Assim, dizer que a estátua de Diógenes deve ser retirada da entrada de Sínope tendo em vista que ela insere a cultura grega em um local que hoje é território turco é, por um lado, afirmar o contrário do que Diógenes dizia. É inserir uma “ideologia” que ele mesmo não tinha. É não entender seu pensamento e nem o pensamento do cinismo antigo. Mas, por outro lado, tal posição pode servir como uma afirmação do que Diógenes e os antigos cínicos pensavam, que o nómos, isto é, os costumes e as “ideologias” que nós, seres humanos, criamos, servem, na maioria das vezes, apenas para criar infelicidades e discórdias entre nós mesmos.


Referências:


CONSERVATIVE GROUP DEMANDS REMOVAL OF STATUE OF ANCIENTE GREE PHILOSOPHER IN TUREY’S SINOP. Hürriyet Daily News, 2017. Disponível em: < https://www.hurriyetdailynews.com/conservative-group-demands-removal-of-statue-of-ancient-greek-philosopher-in-turkeys-sinop-117082>. Acesso em: 08/03/2021.

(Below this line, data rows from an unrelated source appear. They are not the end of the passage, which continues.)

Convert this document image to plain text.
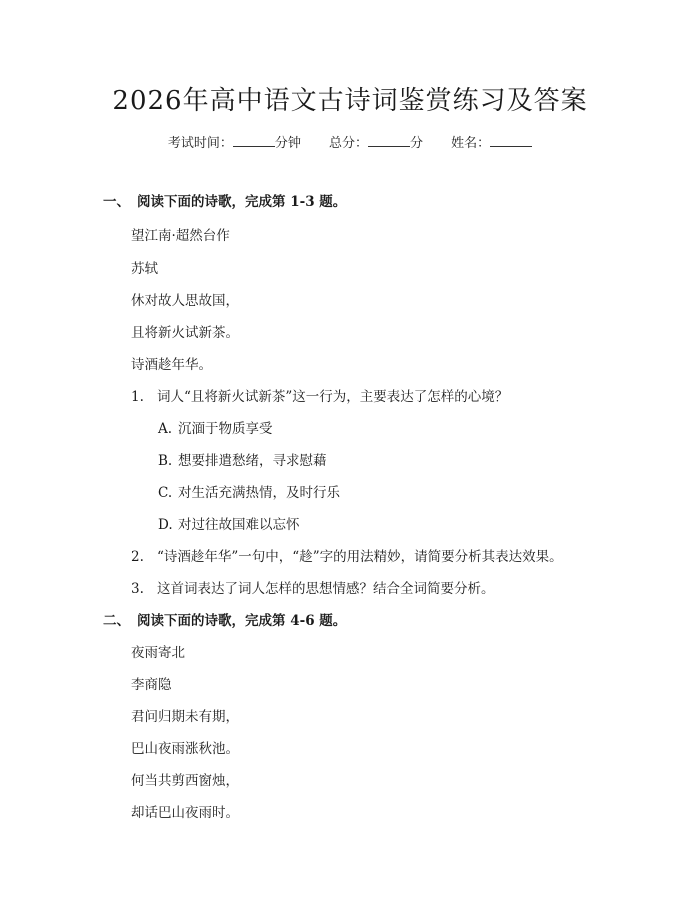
2026年高中语文古诗词鉴赏练习及答案
考试时间：	分钟 总分：	分 姓名：
一、 阅读下面的诗歌，完成第 1-3 题。
望江南·超然台作
苏轼
休对故人思故国，
且将新火试新茶。
诗酒趁年华。
1. 词人“且将新火试新茶”这一行为，主要表达了怎样的心境？
A. 沉湎于物质享受
B. 想要排遣愁绪，寻求慰藉
C. 对生活充满热情，及时行乐
D. 对过往故国难以忘怀
2. “诗酒趁年华”一句中，“趁”字的用法精妙，请简要分析其表达效果。
3. 这首词表达了词人怎样的思想情感？结合全词简要分析。
二、 阅读下面的诗歌，完成第 4-6 题。
夜雨寄北
李商隐
君问归期未有期，
巴山夜雨涨秋池。
何当共剪西窗烛，
却话巴山夜雨时。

DIÔGENES LAÊRTIOS. Vidas e Doutrinas dos Filósofos Ilustres. Trad. Mário Gama Kury. Brasília: Editora UnB, 2008.


MEMBROS DA FUNDAÇÃO ERBAKAN EXIGEM A REMOÇÃO DA ESTÁTUA DO FILÓSOFO DIÓGENES EM SINOP. Voz da Turquia, 2017. Disponível em: <http://vozdaturquia.com/sociedade/turismo/2017/08/29/erbakan-estatua-diogenes-sinop/>. Acesso em: 08/03/2021.


NAVIA, L. E. Classical Cynicism: A Critical Study. Westport, Connecticut and London: Greenwood Press, 1996.


PRINCE, S. Antisthenes of Athens. Texts, Translations and Commentary. Ann Arbor: University of Michigan Press, 2015.